Data Breach Disputes and Constitutional Standing
The Constitution is a centuries old document that provides the framework for our country. Most people are familiar with the First Amendment and its protections for free speech. Recently, people have also become interested in what an emolument is. Today though, I will focus on the “standing” requirement in the Constitution and what it means in the digital world where information can become a weapon.
“Standing” refers to the language in Article III of the Constitution that gives federal courts the power to decide “cases and controversies.” When a person has standing, it means they can sue over the topic in court. The first requirement for standing is that the person have suffered an injury, and that injury must be actual or imminent. It is not enough to say that you might be injured at some undetermined future time.
Standing issues come up frequently in lawsuits involving information-based injuries. In 2013, in Clapper v. Amnesty International, the Supreme Court in a 5-4 opinion said that potential future data collection under the Foreign Intelligence Surveillance Act – FISA – was too speculative to be an injury for standing purposes. Some lower courts have extended this reasoning to cases involving data breaches. If your personal data has been compromised by a data breach, then is the risk of future identity theft too speculative an injury for establishing standing to bring a lawsuit?

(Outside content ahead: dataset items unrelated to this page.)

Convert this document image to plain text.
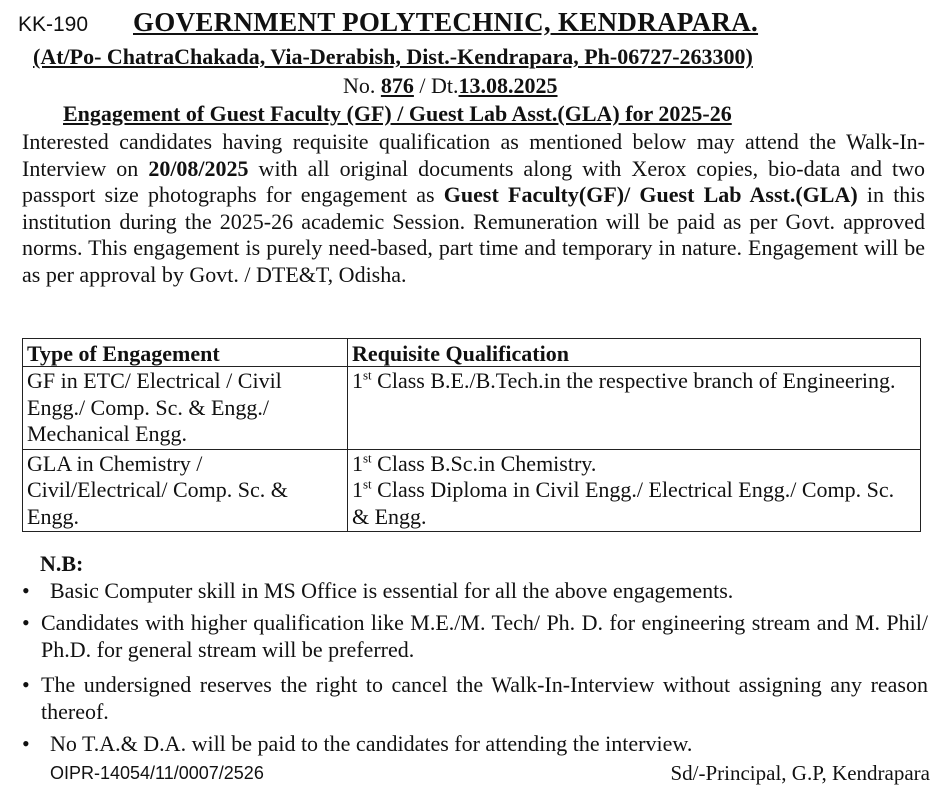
KK-190 GOVERNMENT POLYTECHNIC, KENDRAPARA.
(At/Po- ChatraChakada, Via-Derabish, Dist.-Kendrapara, Ph-06727-263300)
No. 876 / Dt.13.08.2025
Engagement of Guest Faculty (GF) / Guest Lab Asst.(GLA) for 2025-26
Interested candidates having requisite qualification as mentioned below may attend the Walk-In-Interview on 20/08/2025 with all original documents along with Xerox copies, bio-data and two passport size photographs for engagement as Guest Faculty(GF)/ Guest Lab Asst.(GLA) in this institution during the 2025-26 academic Session. Remuneration will be paid as per Govt. approved norms. This engagement is purely need-based, part time and temporary in nature. Engagement will be as per approval by Govt. / DTE&T, Odisha.
Type of Engagement	Requisite Qualification
GF in ETC/ Electrical / Civil Engg./ Comp. Sc. & Engg./ Mechanical Engg.	1st Class B.E./B.Tech.in the respective branch of Engineering.

GLA in Chemistry / Civil/Electrical/ Comp. Sc. & Engg.	1st Class B.Sc.in Chemistry.
1st Class Diploma in Civil Engg./ Electrical Engg./ Comp. Sc. & Engg.
N.B:
• Basic Computer skill in MS Office is essential for all the above engagements.
• Candidates with higher qualification like M.E./M. Tech/ Ph. D. for engineering stream and M. Phil/ Ph.D. for general stream will be preferred.
• The undersigned reserves the right to cancel the Walk-In-Interview without assigning any reason thereof.
• No T.A.& D.A. will be paid to the candidates for attending the interview.
OIPR-14054/11/0007/2526	Sd/-Principal, G.P, Kendrapara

This issue has created a split among federal appellate courts. They disagree about whether people whose personal information is stolen have standing in federal court. The Third Circuit, in an appeal from a federal court in New Jersey, said that the risk of future identity theft is too speculative. A federal court in Nevada similarly decided that customers of a company that suffered a data breach lacked standing to bring a lawsuit. Federal appellate courts in the Sixth and Seventh Circuits in appeals from Ohio and Illinois respectively have decided the same issue differently and concluded that data breach victims do have standing. Most recently, an influential appeals court in Washington D.C. said the increased risk of identity theft was substantial and not speculative. The courts that have found standing point to efforts that we might take if our personal information is compromised such as looking for fraudulent charges, obtaining new credit cards, and signing up to have our credit histories monitored.

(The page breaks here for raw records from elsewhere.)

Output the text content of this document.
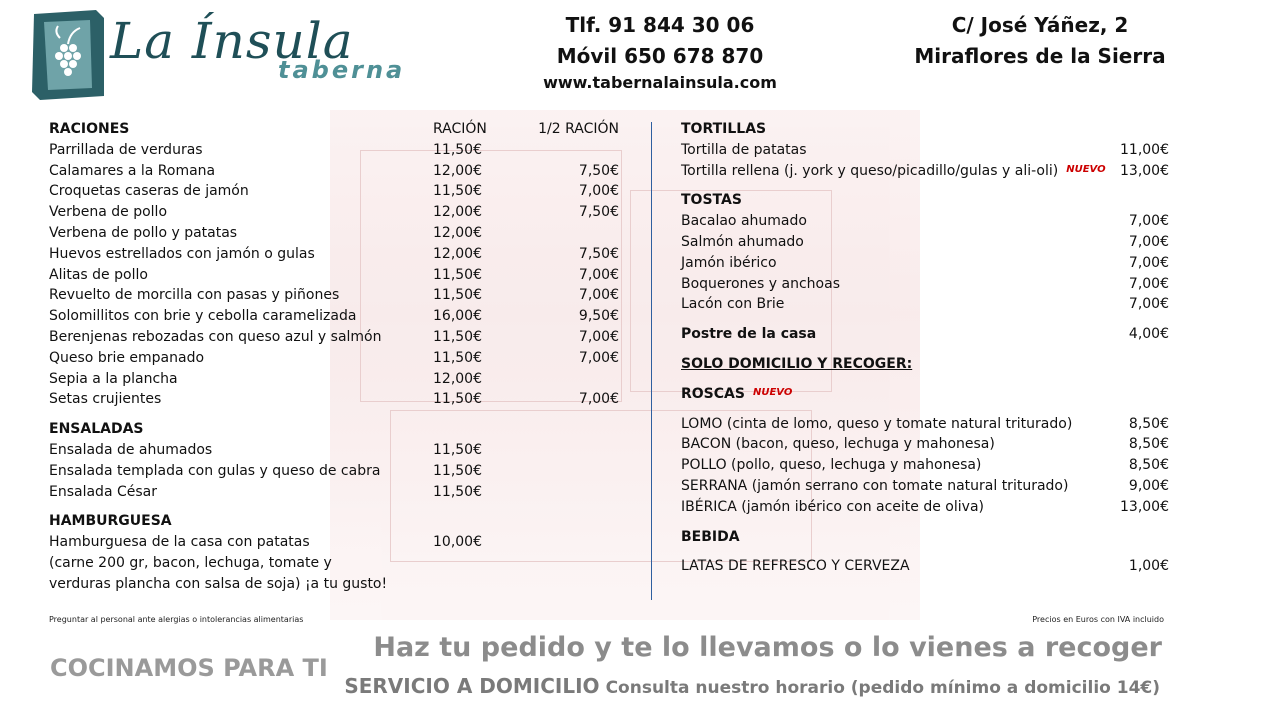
La Ínsula
taberna
Tlf. 91 844 30 06
Móvil 650 678 870
www.tabernalainsula.com
C/ José Yáñez, 2
Miraflores de la Sierra
RACIONES	RACIÓN	1/2 RACIÓN
Parrillada de verduras	11,50€
Calamares a la Romana	12,00€	7,50€
Croquetas caseras de jamón	11,50€	7,00€
Verbena de pollo	12,00€	7,50€
Verbena de pollo y patatas	12,00€
Huevos estrellados con jamón o gulas	12,00€	7,50€
Alitas de pollo	11,50€	7,00€
Revuelto de morcilla con pasas y piñones	11,50€	7,00€
Solomillitos con brie y cebolla caramelizada	16,00€	9,50€
Berenjenas rebozadas con queso azul y salmón	11,50€	7,00€
Queso brie empanado	11,50€	7,00€
Sepia a la plancha	12,00€
Setas crujientes	11,50€	7,00€
ENSALADAS
Ensalada de ahumados	11,50€
Ensalada templada con gulas y queso de cabra	11,50€
Ensalada César	11,50€
HAMBURGUESA
Hamburguesa de la casa con patatas	10,00€
(carne 200 gr, bacon, lechuga, tomate y
verduras plancha con salsa de soja) ¡a tu gusto!
TORTILLAS
Tortilla de patatas	11,00€
Tortilla rellena (j. york y queso/picadillo/gulas y ali-oli) $^{NUEVO}$ 13,00€
TOSTAS
Bacalao ahumado	7,00€
Salmón ahumado	7,00€
Jamón ibérico	7,00€
Boquerones y anchoas	7,00€
Lacón con Brie	7,00€
Postre de la casa	4,00€
SOLO DOMICILIO Y RECOGER:
ROSCAS $^{NUEVO}$
LOMO (cinta de lomo, queso y tomate natural triturado)	8,50€
BACON (bacon, queso, lechuga y mahonesa)	8,50€
POLLO (pollo, queso, lechuga y mahonesa)	8,50€
SERRANA (jamón serrano con tomate natural triturado)	9,00€
IBÉRICA (jamón ibérico con aceite de oliva)	13,00€
BEBIDA
LATAS DE REFRESCO Y CERVEZA	1,00€
Preguntar al personal ante alergias o intolerancias alimentarias	Precios en Euros con IVA incluido
COCINAMOS PARA TI
Haz tu pedido y te lo llevamos o lo vienes a recoger
SERVICIO A DOMICILIO Consulta nuestro horario (pedido mínimo a domicilio 14€)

Some courts have noted that in the Clapper case, the data collection itself was speculative. But that is not the case with a data breach where someone has already stolen your information. However, what the persons who have stolen your data will eventually do with that information remains uncertain.
The split among the circuits is significant enough that the Supreme Court might have to weigh in. So far, courts have been asking “Is an increased risk of identity theft enough of an injury to bring a case?” But maybe this is the wrong question. Perhaps courts should reconsider what an injury looks like when it involves data. Identity theft is obvious and has measurable economic impact, but what about other issues relating to data insecurity? Should courts recognize a legal right for people to control information about themselves? Are there things that you avoid doing because you would not want to risk your personal information? Should it be considered a violation of this right for a company to not adequately protect your data?
Data insecurity interferes with our ability to engage fully with emerging technologies. Recognizing data insecurity as a legally addressable injury would fix the problem of standing for data breach victims. More importantly, it would provide a flexible framework that could expand with technology.